1 Analysing relations

Download the file friends.csv and save it on your I:-drive. This is a comma-separated variable (csv) file. You can look at the file if you open it in Wordpad. If you double click a csv-file, it will open in Excel.

The file contains a binary relation which can be represented as a graph using:

F = read_edgelist("friends.csv",delimiter=",",create_using=DiGraph())

(Notes: F is specified as a directed graph because whether someone calls someone else a "friend" may not be symmetric.
If you create a csv file yourself, make sure that it does not contain any blank lines at the end of the file.)

1.1 Exercises

1) Something to think about: What is the domain/co-domain for the friends relation?

2) Create a gif file for F. Try different layouts. Which layout seems most suitable? Is it easy to see who is considered "friend" by most people and who has the most friends?

1.2 Calculating Google's PageRank

PageRank is an algorithm that calculates the "relative importance" of nodes in a directed graph. Basically, nodes that have more incoming edges are more important. Edges coming from more important nodes count more than edges coming from less important nodes.

The code below calculates the PageRank for each node in F and then prints a list of nodes in decreasing order of importance.

pg = pagerank(F)
for item in sorted(pg.iteritems(), key=itemgetter(1), reverse=True):
     print item

Who is considered "friend" by most people according to PageRank? Who has the least friends?

1.3 Exercise

3) Calculate the reverse graph using F.reverse(), i.e., if (John,Paul) is in the original, then (Paul,John) is in the reverse graph.

4) Calculate the PageRank of the reverse graph. Create gif files for both F and the reverse graph. Answer the following questions based on what you observe in the pictures and the PageRank data:

Why is Claire high in F and low in the reverse graph?

Why are Helen and Sue highly ranked in F and in the reverse graph?

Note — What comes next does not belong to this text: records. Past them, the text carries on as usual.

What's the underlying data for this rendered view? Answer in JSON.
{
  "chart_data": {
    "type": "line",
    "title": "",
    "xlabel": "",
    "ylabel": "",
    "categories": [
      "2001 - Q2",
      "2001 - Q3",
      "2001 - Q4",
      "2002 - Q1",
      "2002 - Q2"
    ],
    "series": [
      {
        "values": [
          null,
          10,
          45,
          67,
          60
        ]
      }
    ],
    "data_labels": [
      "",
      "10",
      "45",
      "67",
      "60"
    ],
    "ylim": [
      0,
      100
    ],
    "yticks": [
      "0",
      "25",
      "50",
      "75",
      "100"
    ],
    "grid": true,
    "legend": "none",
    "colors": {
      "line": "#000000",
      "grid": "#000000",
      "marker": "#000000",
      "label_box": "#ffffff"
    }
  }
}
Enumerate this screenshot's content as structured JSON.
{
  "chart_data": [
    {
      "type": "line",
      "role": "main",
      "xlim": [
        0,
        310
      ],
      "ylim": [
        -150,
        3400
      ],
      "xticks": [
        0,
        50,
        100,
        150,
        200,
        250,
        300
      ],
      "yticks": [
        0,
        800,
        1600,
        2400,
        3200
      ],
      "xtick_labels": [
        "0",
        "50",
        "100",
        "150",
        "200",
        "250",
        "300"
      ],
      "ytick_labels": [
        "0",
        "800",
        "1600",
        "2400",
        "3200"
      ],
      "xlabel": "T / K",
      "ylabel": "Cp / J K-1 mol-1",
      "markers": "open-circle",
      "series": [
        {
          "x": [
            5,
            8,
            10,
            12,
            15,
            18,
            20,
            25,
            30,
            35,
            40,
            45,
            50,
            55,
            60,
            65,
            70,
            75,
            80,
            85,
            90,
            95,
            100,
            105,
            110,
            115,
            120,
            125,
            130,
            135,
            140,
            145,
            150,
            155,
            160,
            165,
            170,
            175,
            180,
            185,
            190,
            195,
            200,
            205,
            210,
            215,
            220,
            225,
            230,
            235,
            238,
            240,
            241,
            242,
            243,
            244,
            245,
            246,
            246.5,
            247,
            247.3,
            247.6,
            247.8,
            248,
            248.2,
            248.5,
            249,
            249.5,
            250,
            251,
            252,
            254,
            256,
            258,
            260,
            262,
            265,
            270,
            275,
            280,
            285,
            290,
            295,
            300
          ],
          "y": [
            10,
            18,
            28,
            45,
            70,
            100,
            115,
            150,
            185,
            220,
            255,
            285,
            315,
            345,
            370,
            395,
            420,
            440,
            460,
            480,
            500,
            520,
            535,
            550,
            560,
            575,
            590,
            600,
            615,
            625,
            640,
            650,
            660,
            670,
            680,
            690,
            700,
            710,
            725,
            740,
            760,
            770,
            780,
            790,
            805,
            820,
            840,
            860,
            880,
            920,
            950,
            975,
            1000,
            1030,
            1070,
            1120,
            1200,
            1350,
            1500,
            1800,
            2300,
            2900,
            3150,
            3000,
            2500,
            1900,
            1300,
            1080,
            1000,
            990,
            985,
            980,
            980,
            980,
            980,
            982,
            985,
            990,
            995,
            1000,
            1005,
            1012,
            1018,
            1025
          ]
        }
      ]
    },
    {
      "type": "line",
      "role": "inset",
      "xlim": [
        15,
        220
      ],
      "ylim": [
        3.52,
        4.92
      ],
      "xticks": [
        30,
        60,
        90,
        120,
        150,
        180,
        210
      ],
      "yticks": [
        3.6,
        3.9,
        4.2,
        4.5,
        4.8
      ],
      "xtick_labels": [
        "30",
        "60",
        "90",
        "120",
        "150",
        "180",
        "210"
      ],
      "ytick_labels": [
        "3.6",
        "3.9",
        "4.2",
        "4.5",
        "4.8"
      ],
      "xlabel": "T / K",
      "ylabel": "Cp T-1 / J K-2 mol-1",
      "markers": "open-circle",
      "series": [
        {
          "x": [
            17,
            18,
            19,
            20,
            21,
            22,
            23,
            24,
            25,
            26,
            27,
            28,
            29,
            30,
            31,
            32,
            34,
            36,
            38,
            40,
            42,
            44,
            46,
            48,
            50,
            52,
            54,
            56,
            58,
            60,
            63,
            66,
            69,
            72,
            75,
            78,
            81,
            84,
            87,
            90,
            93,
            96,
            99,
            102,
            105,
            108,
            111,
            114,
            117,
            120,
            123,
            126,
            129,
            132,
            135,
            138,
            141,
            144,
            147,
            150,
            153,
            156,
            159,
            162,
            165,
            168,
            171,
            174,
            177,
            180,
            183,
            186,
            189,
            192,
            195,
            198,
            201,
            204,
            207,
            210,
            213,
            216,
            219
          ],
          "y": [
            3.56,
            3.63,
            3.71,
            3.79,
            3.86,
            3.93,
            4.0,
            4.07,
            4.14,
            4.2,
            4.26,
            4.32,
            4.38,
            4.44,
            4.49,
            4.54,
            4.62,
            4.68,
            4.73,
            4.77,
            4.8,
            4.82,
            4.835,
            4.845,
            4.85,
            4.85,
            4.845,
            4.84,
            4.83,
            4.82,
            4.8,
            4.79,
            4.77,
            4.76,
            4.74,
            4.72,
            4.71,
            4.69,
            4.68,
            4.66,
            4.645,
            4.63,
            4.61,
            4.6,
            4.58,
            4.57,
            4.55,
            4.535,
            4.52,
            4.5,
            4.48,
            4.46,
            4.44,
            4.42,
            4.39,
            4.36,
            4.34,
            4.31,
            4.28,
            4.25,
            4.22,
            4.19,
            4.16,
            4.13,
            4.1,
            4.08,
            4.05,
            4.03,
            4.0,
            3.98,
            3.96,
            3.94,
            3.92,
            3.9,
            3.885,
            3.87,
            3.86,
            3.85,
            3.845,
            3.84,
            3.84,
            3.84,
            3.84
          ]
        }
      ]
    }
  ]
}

What does this mean for websites: how can a website achieve a high PageRank in Google?

2 Small-world networks

A small-world network has a small average shortest path lenght (eg below 6) and an average clustering coefficient that is larger than the clustering coefficient of a random graph with the same number of nodes and edges. The average clustering coefficient determines whether the neighbours of nodes are also connected and thus the graph forms clusters.

Using

average_shortest_path_length(G)
average_clustering(G)             ### for the clustering coefficient
gnm_random_graph(n, m)            ### for a random graph with n nodes, m edges
G.to_undirected()                 ### returns an undirected graph from DiGraph
G.number_of_nodes()
G.number_of_edges()

2.1 Exercise

5) Determine whether the friends graph is a small-world network.

3 Exercise with pen and paper

Suppose you are going to a party with your girlfriend/boyfriend. There are three other couples at the party. Several people shake hands. Obviously nobody shakes hands with themselves or their girlfriend/boyfriend. Nobody shakes hands with the same person more than once. At the end of the party, you ask everybody including your girlfriend/boyfriend how many hands they have shaken. Each person gives a different answer.

Can you figure out how many hands you shook and how many hands your girlfriend/boyfriend shook?

Hints:

Consider this a graph problem where the nodes are people and the edges are handshakes.

What is the maximum number of handshakes possible for a single person in this graph? What is the minimum number?

Because each person gives a different answer, you can figure out what the answers must have been.

Insert edges into the graph, starting with the person with the most handshakes and then the one with the second most handshakes.